È stata discussa anche la possibilità di vendere bombe MPR-2000. Si tratta di munizioni da una tonnellata progettate per penetrare rifugi e strutture fortificate.
Tra i documenti trapelati figurava un'offerta, nota con il nome in codice "Jasmine 3", per la produzione di 6.000 kit entro tre mesi.
L'indagine ha affermato di non essere in grado di determinare l'esatta natura di questi kit, ma ha rilevato che Elbit produce kit di conversione progettati per trasformare bombe non guidate in armi a guida di precisione, utilizzando sistemi di guida GPS o laser.
I documenti trapelati rivelano anche una precedente offerta da parte degli Emirati per l'acquisto dell'Hermes 650, il più recente velivolo senza pilota di Elbit, quasi un anno prima della presentazione ufficiale del sistema al Salone aeronautico di Singapore.
La proposta prevedeva l'integrazione del velivolo con le munizioni a volo stazionario "Starling" e i droni da ricognizione e attacco Orbiter, oltre alla produzione locale di componenti e motori e all'integrazione dei sistemi all'interno degli Emirati Arabi Uniti.
Questa mossa si inserisce nella più ampia strategia di Abu Dhabi di sviluppare un'industria della difesa nazionale indipendente.
Gli "Accordi di Abramo" hanno ampliato le esportazioni israeliane.
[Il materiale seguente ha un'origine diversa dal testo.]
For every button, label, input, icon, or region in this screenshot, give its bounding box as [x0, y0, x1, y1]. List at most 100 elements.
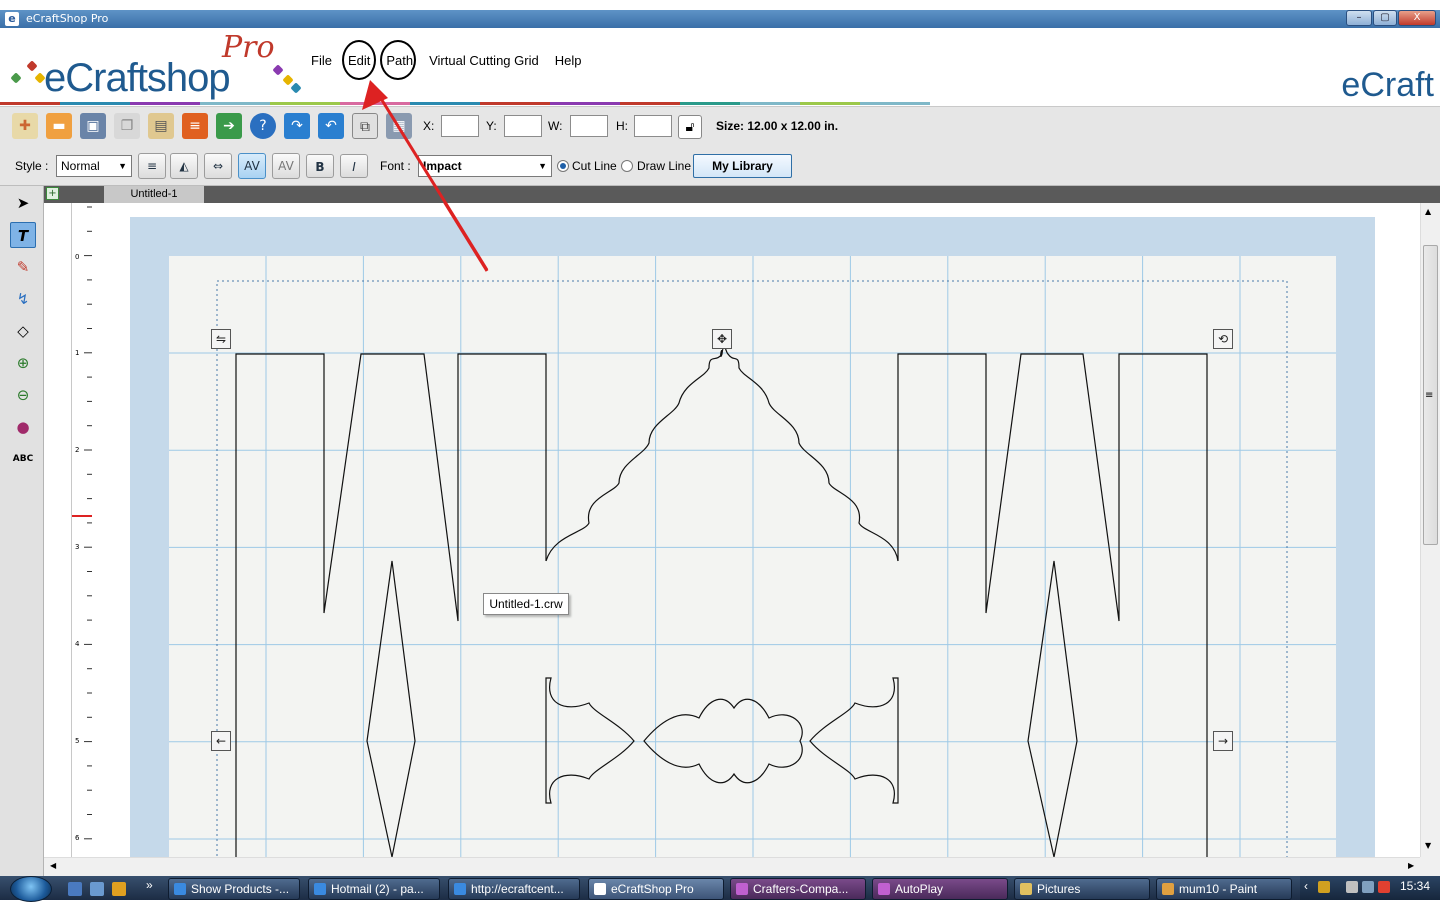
taskbar-item[interactable]: AutoPlay: [872, 878, 1008, 900]
chevron-down-icon: ▼: [118, 161, 127, 171]
copy-icon[interactable]: ❐: [114, 113, 140, 139]
text-tool-icon[interactable]: T: [10, 222, 36, 248]
zoom-in-icon[interactable]: ⊕: [10, 350, 36, 376]
taskbar-item[interactable]: Show Products -...: [168, 878, 300, 900]
left-resize-handle-icon[interactable]: ←: [211, 731, 231, 751]
taskbar-item-label: Hotmail (2) - pa...: [331, 882, 424, 896]
taskbar-item-label: http://ecraftcent...: [471, 882, 564, 896]
w-field[interactable]: [570, 115, 608, 137]
bezier-tool-icon[interactable]: ↯: [10, 286, 36, 312]
minimize-button[interactable]: –: [1346, 10, 1372, 26]
draw-line-label: Draw Line: [637, 159, 692, 173]
logo-pro: Pro: [222, 30, 275, 65]
paste-icon[interactable]: ▤: [148, 113, 174, 139]
color-strip: [740, 102, 800, 105]
switch-windows-icon[interactable]: [90, 882, 104, 896]
show-desktop-icon[interactable]: [68, 882, 82, 896]
help-icon[interactable]: ?: [250, 113, 276, 139]
h-label: H:: [616, 119, 628, 133]
right-resize-handle-icon[interactable]: →: [1213, 731, 1233, 751]
taskbar-item-active[interactable]: eCraftShop Pro: [588, 878, 724, 900]
logo-burst-icon: [10, 72, 22, 84]
vertical-scrollbar[interactable]: ▲ ≡ ▼: [1420, 203, 1440, 857]
chevron-down-icon: ▼: [538, 161, 547, 171]
style-label: Style :: [15, 159, 49, 173]
folder-icon: [1020, 883, 1032, 895]
pencil-tool-icon[interactable]: ✎: [10, 254, 36, 280]
paint-icon: [1162, 883, 1174, 895]
tray-device-icon[interactable]: [1346, 881, 1358, 893]
align-icon[interactable]: ≡: [138, 153, 166, 179]
scroll-down-icon[interactable]: ▼: [1425, 841, 1431, 850]
flip-horizontal-icon[interactable]: ◭: [170, 153, 198, 179]
h-field[interactable]: [634, 115, 672, 137]
pointer-tool-icon[interactable]: ➤: [10, 190, 36, 216]
logo-burst-icon: [26, 60, 38, 72]
tab-untitled-1[interactable]: Untitled-1: [104, 186, 204, 203]
y-field[interactable]: [504, 115, 542, 137]
kerning-icon[interactable]: AV: [238, 153, 266, 179]
tray-expand-icon[interactable]: ‹: [1304, 879, 1308, 893]
taskbar-item-label: Show Products -...: [191, 882, 290, 896]
style-value: Normal: [61, 159, 100, 173]
scroll-up-icon[interactable]: ▲: [1425, 207, 1431, 216]
color-strip: [130, 102, 200, 105]
menu-file[interactable]: File: [305, 51, 338, 71]
export-icon[interactable]: ➔: [216, 113, 242, 139]
horizontal-scrollbar[interactable]: ◀ ▶: [44, 857, 1420, 876]
scroll-left-icon[interactable]: ◀: [50, 861, 56, 870]
media-player-icon[interactable]: [112, 882, 126, 896]
size-readout: Size: 12.00 x 12.00 in.: [716, 119, 839, 133]
move-handle-icon[interactable]: ✥: [712, 329, 732, 349]
rotate-handle-icon[interactable]: ⟲: [1213, 329, 1233, 349]
taskbar-item[interactable]: Crafters-Compa...: [730, 878, 866, 900]
layers-icon[interactable]: ≡: [182, 113, 208, 139]
open-icon[interactable]: ▬: [46, 113, 72, 139]
flip-vertical-icon[interactable]: ⇔: [204, 153, 232, 179]
start-button[interactable]: [10, 876, 52, 902]
craft-icon: [878, 883, 890, 895]
window-title: eCraftShop Pro: [26, 12, 109, 25]
taskbar-item[interactable]: mum10 - Paint: [1156, 878, 1292, 900]
tray-app-icon[interactable]: [1318, 881, 1330, 893]
color-tool-icon[interactable]: ●: [10, 414, 36, 440]
scroll-grip-icon: ≡: [1425, 390, 1434, 401]
color-strip: [620, 102, 680, 105]
close-button[interactable]: X: [1398, 10, 1436, 26]
new-icon[interactable]: ✚: [12, 113, 38, 139]
spell-tool-icon[interactable]: ABC: [10, 446, 36, 472]
canvas-area[interactable]: 0 1 2 3 4 5 6 ⇋ ✥ ⟲ ← → Untitled-1.crw: [44, 203, 1420, 857]
arrow-shaft: [370, 83, 489, 271]
draw-line-radio[interactable]: [621, 160, 633, 172]
menu-virtual-cutting-grid[interactable]: Virtual Cutting Grid: [423, 51, 545, 71]
my-library-button[interactable]: My Library: [693, 154, 792, 178]
save-icon[interactable]: ▣: [80, 113, 106, 139]
taskbar-item[interactable]: Hotmail (2) - pa...: [308, 878, 440, 900]
spacing-icon[interactable]: AV: [272, 153, 300, 179]
annotation-arrow-overlay: [362, 80, 489, 271]
system-tray: ‹ 15:34: [1300, 876, 1440, 900]
flip-handle-icon[interactable]: ⇋: [211, 329, 231, 349]
text-toolbar: Style : Normal ▼ ≡ ◭ ⇔ AV AV B I Font : I…: [0, 146, 1440, 186]
style-select[interactable]: Normal ▼: [56, 155, 132, 177]
taskbar-item-label: eCraftShop Pro: [611, 882, 694, 896]
eraser-tool-icon[interactable]: ◇: [10, 318, 36, 344]
taskbar-item[interactable]: Pictures: [1014, 878, 1150, 900]
menu-help[interactable]: Help: [549, 51, 588, 71]
maximize-button[interactable]: ▢: [1373, 10, 1397, 26]
ecraft-logo: eCraft: [1316, 32, 1434, 104]
scroll-right-icon[interactable]: ▶: [1408, 861, 1414, 870]
new-tab-icon[interactable]: +: [46, 187, 59, 200]
zoom-out-icon[interactable]: ⊖: [10, 382, 36, 408]
ie-icon: [314, 883, 326, 895]
clock[interactable]: 15:34: [1400, 879, 1430, 893]
color-strip: [680, 102, 740, 105]
ecraft-icon: [594, 883, 606, 895]
volume-icon[interactable]: [1378, 881, 1390, 893]
network-icon[interactable]: [1362, 881, 1374, 893]
quicklaunch-chevron[interactable]: »: [146, 878, 153, 892]
lock-icon[interactable]: 🔓︎: [678, 115, 702, 139]
design-canvas[interactable]: [44, 203, 1420, 857]
cut-line-radio[interactable]: [557, 160, 569, 172]
taskbar-item[interactable]: http://ecraftcent...: [448, 878, 580, 900]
L'indagine collega questi accordi a un processo più ampio iniziato in seguito ai cosiddetti "Accordi di Abramo", rilevando che Elbit Systems, Rafael Advanced Defense Systems, Israel Aerospace Industries e altre aziende israeliane del settore della difesa hanno aperto uffici e avviato progetti congiunti con aziende emiratine.
Secondo quanto riportato da Haaretz, le esportazioni di armi israeliane hanno raggiunto la cifra record di 19 miliardi di dollari nel 2025, di cui circa 3 miliardi di dollari destinati ai paesi firmatari degli "Accordi di Abramo". Le vendite cumulative di armi israeliane a questi paesi dal 2021 si aggirerebbero intorno ai 9 miliardi di dollari, la maggior parte dei quali diretti a Marocco ed Emirati Arabi Uniti.
L'indagine ha inoltre evidenziato problemi interni di sicurezza informatica presso Elbit Systems, affermando che la fuga di notizie ha probabilmente avuto origine dall'account Gmail personale di un alto dirigente, utilizzato per lavoro.
I documenti indicano anche che gli Emirati Arabi Uniti avevano precedentemente schierato sistemi di difesa aerea israeliani Barak intorno alla base aerea di Al Dhafra e acquistato sistemi Spyder da Rafael.